The Importance of Being Earnest
4 min read

The Importance of Being Earnest

“All of humanity's problems stem from man's inability to sit quietly in a room alone.” ― Blaise Pascal

One.  Two.  Three.  Four.  Did I finish the slide deck?
One.  Two.  What's for lunch?
One.  Two.  Three.  It's gotta be ten minutes already.  Did I start the timer?

Meditation was hard.  The exercise was just to count to ten.  And then repeat.  For ten minutes.  I had trouble doing the first part.  What is even the point of this?  What do I get out of it?

I’ve always prided myself on my rationality.  Things had to make logical sense.  There’s always a reason, you just had to dig and find it.  Cognitive biases must be dealt with.  Things must be improved.  And rationality worked!  I was great at Getting Things Done.  I was great at optimizing.

Doing things logically was my way of life.  I thought about my career in this way.  I thought about life in this way.  I thought about everything in this way.

I reached these naïve conclusions.

"Career is really important and once you find the 'correct' career you'll find meaning in it".

"I'll get income from my career and use that to fund my interests and find meaning outside of my job."

"The purpose of life is to enjoy yourself."

"The purpose of life is to create the most benefit for the most people."

"The purpose of life is to benefit your family."

These sounded good, but they weren't answers.  I didn't believe they were right, even though they could be derived rationally.

I was still wrestling with this conundrum when I was introduced to Andrew Taggart.  He introduced me to Total Work, the idea that people imbue meaning into work, forcing out-sized importance into our lives.  Since no one wants to spend forty hours a week without a reason, people assign their own meaning.  It’s important to instead realize exactly what you get out of your job - no more, no less.

This applies to more than work.  When the reason you tell yourself you’re doing something is different from the real reason, it creates dissonance.  It’s a gap between perception and reality.  For example, if you tell yourself you love watching football, but in reality you only watch because your spouse loves to watch it, you will start to resent them.  It’s better to understand that you’re watching for the sake of the relationship.  Maybe a passion for football will develop.  Maybe not.  It’s important to understand and act on your true motivation.

My talks with Andrew progressed past Total Work into finding meaning in life.  What does meaning actually mean?  What is purpose?  Who am I?

As an exercise, Andrew suggested I start meditating.  It was difficult.  I didn't understand the reason behind it.  I couldn't relax.  I felt self-conscious.  I finally realized that trying to meditate was an oxymoron and I needed to relax and open myself to the experience.  I began to mentally commit to the full time of the meditation before starting.  I set aside ten minutes to meditate.  Until the timer rang, I would have nothing else to do.  I was not wasting the time, I was not missing anything, the space was carved out.  Finally, I could just experience the meditation.

Rationality offers certainty.  You follow the logic from assumptions to conclusions.  I craved certainty.  But when my rational conclusions didn't feel right, I didn't know what to do.  I could no longer self-soothe by rationalizing.

"How about you try it out?" Andrew suggested after hearing me complain that volunteering at an organization wouldn’t accomplish anything meaningful.

Try it out?  Obviously, nothing would change, I had already rationally thought about it!  It's amazing what you will reject when you don't realize what you don't know.  The dissonance was caused by my refusal  to see my own ignorance.  I was arrogant.
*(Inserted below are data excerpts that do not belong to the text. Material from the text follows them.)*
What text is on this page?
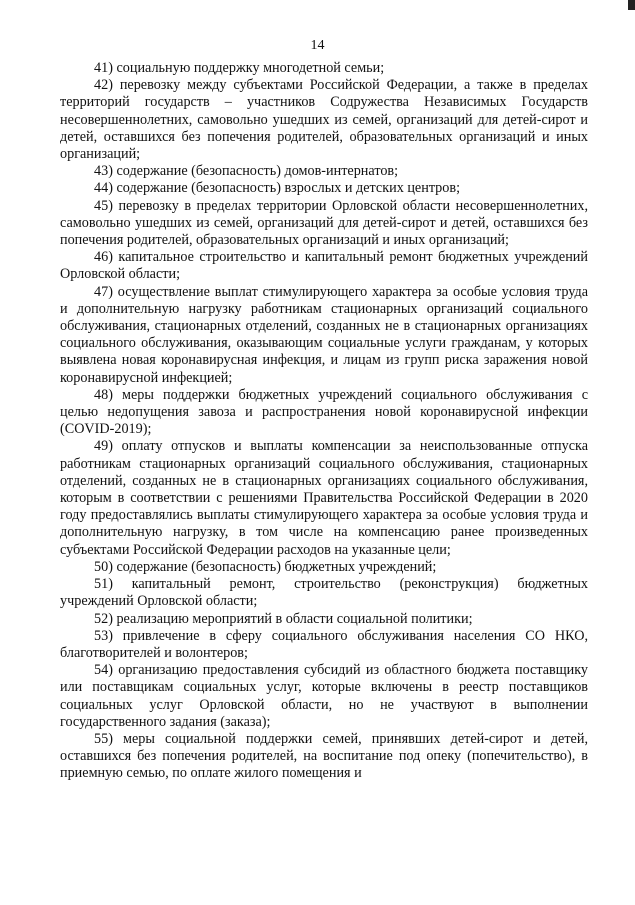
14

41) социальную поддержку многодетной семьи;

42) перевозку между субъектами Российской Федерации, а также в пределах территорий государств – участников Содружества Независимых Государств несовершеннолетних, самовольно ушедших из семей, организаций для детей-сирот и детей, оставшихся без попечения родителей, образовательных организаций и иных организаций;

43) содержание (безопасность) домов-интернатов;

44) содержание (безопасность) взрослых и детских центров;

45) перевозку в пределах территории Орловской области несовершеннолетних, самовольно ушедших из семей, организаций для детей-сирот и детей, оставшихся без попечения родителей, образовательных организаций и иных организаций;

46) капитальное строительство и капитальный ремонт бюджетных учреждений Орловской области;

47) осуществление выплат стимулирующего характера за особые условия труда и дополнительную нагрузку работникам стационарных организаций социального обслуживания, стационарных отделений, созданных не в стационарных организациях социального обслуживания, оказывающим социальные услуги гражданам, у которых выявлена новая коронавирусная инфекция, и лицам из групп риска заражения новой коронавирусной инфекцией;

48) меры поддержки бюджетных учреждений социального обслуживания с целью недопущения завоза и распространения новой коронавирусной инфекции (COVID-2019);

49) оплату отпусков и выплаты компенсации за неиспользованные отпуска работникам стационарных организаций социального обслуживания, стационарных отделений, созданных не в стационарных организациях социального обслуживания, которым в соответствии с решениями Правительства Российской Федерации в 2020 году предоставлялись выплаты стимулирующего характера за особые условия труда и дополнительную нагрузку, в том числе на компенсацию ранее произведенных субъектами Российской Федерации расходов на указанные цели;

50) содержание (безопасность) бюджетных учреждений;

51) капитальный ремонт, строительство (реконструкция) бюджетных учреждений Орловской области;

52) реализацию мероприятий в области социальной политики;

53) привлечение в сферу социального обслуживания населения СО НКО, благотворителей и волонтеров;

54) организацию предоставления субсидий из областного бюджета поставщику или поставщикам социальных услуг, которые включены в реестр поставщиков социальных услуг Орловской области, но не участвуют в выполнении государственного задания (заказа);

55) меры социальной поддержки семей, принявших детей-сирот и детей, оставшихся без попечения родителей, на воспитание под опеку (попечительство), в приемную семью, по оплате жилого помещения и
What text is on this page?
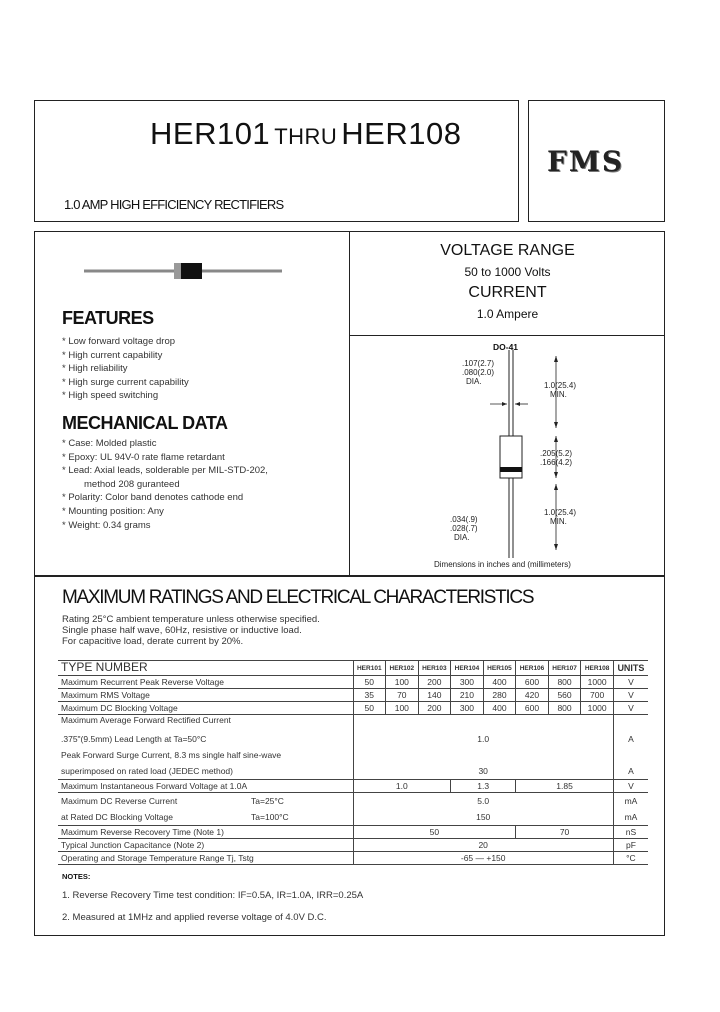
HER101 THRU HER108
1.0 AMP HIGH EFFICIENCY RECTIFIERS
FMS
FEATURES
* Low forward voltage drop
* High current capability
* High reliability
* High surge current capability
* High speed switching
MECHANICAL DATA
* Case: Molded plastic
* Epoxy: UL 94V-0 rate flame retardant
* Lead: Axial leads, solderable per MIL-STD-202,
method 208 guranteed
* Polarity: Color band denotes cathode end
* Mounting position: Any
* Weight: 0.34 grams
VOLTAGE RANGE
50 to 1000 Volts
CURRENT
1.0 Ampere
DO-41
.107(2.7)
.080(2.0)
DIA.	1.0(25.4)
MIN.
.205(5.2)
.166(4.2)
1.0(25.4)
MIN.
.034(.9)
.028(.7)
DIA.
Dimensions in inches and (millimeters)
MAXIMUM RATINGS AND ELECTRICAL CHARACTERISTICS
Rating 25°C ambient temperature unless otherwise specified.
Single phase half wave, 60Hz, resistive or inductive load.
For capacitive load, derate current by 20%.
TYPE NUMBER	HER101	HER102	HER103	HER104	HER105	HER106	HER107	HER108	UNITS
Maximum Recurrent Peak Reverse Voltage	50	100	200	300	400	600	800	1000	V
Maximum RMS Voltage	35	70	140	210	280	420	560	700	V
Maximum DC Blocking Voltage	50	100	200	300	400	600	800	1000	V
Maximum Average Forward Rectified Current									
.375"(9.5mm) Lead Length at Ta=50°C	1.0								A
Peak Forward Surge Current, 8.3 ms single half sine-wave									
superimposed on rated load (JEDEC method)	30								A
Maximum Instantaneous Forward Voltage at 1.0A	1.0			1.3		1.85			V
Maximum DC Reverse Current Ta=25°C	5.0								mA
at Rated DC Blocking Voltage Ta=100°C	150								mA
Maximum Reverse Recovery Time (Note 1)	50					70			nS
Typical Junction Capacitance (Note 2)	20								pF
Operating and Storage Temperature Range Tj, Tstg	-65 — +150								°C
NOTES:
1. Reverse Recovery Time test condition: IF=0.5A, IR=1.0A, IRR=0.25A
2. Measured at 1MHz and applied reverse voltage of 4.0V D.C.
I assumed I already knew the outcome.  I needed humility.  If you want to truly know something, you need to try it out.

When you try something out, more questions appear.  Would it always work that way?  Would it change in a different situation?  Every answer creates more questions.  Uncertainty is certain.

Meditation is about embracing that uncertainty.  Trusting that process allows you to see thoughts for what they are.  Can I explain what meditation does for me?  Not really.  But I can see the effects.  I notice my thoughts more.  I have separation from my thoughts.  I recognize when there are angry feelings.  I realize when there is impatience.  Meditation is practice for noticing your thoughts all the time.

Even if your assumptions are correct, rationality cannot answer “why?”  Rationality can only answer “how?”  I was using rationality like a sledgehammer, not even realizing other tools existed.  Of course my conclusions didn’t make sense, I was using a calculator to spell check.

Combining experimentation with thinking about “why” is how you find your values.  By finding your values you can find meaning.  I never questioned why I was trying to Get Things Done or why I needed to improve everything.  No wonder it didn’t fulfill me.  

I haven’t figured out the answer to why yet.  I probably never will.  But asking why has led me to having a beginner’s mindset.  To being more in the moment.  To not assigning meaning.  To being more open.

Thinking rationally is a great tool.  However, like anything else, if you don’t realize the limitations, you can fool yourself by applying it everywhere.  You need to be open to experiences.  You need to try things in order to actually know.  This process is curiosity.  It's exploring things earnestly.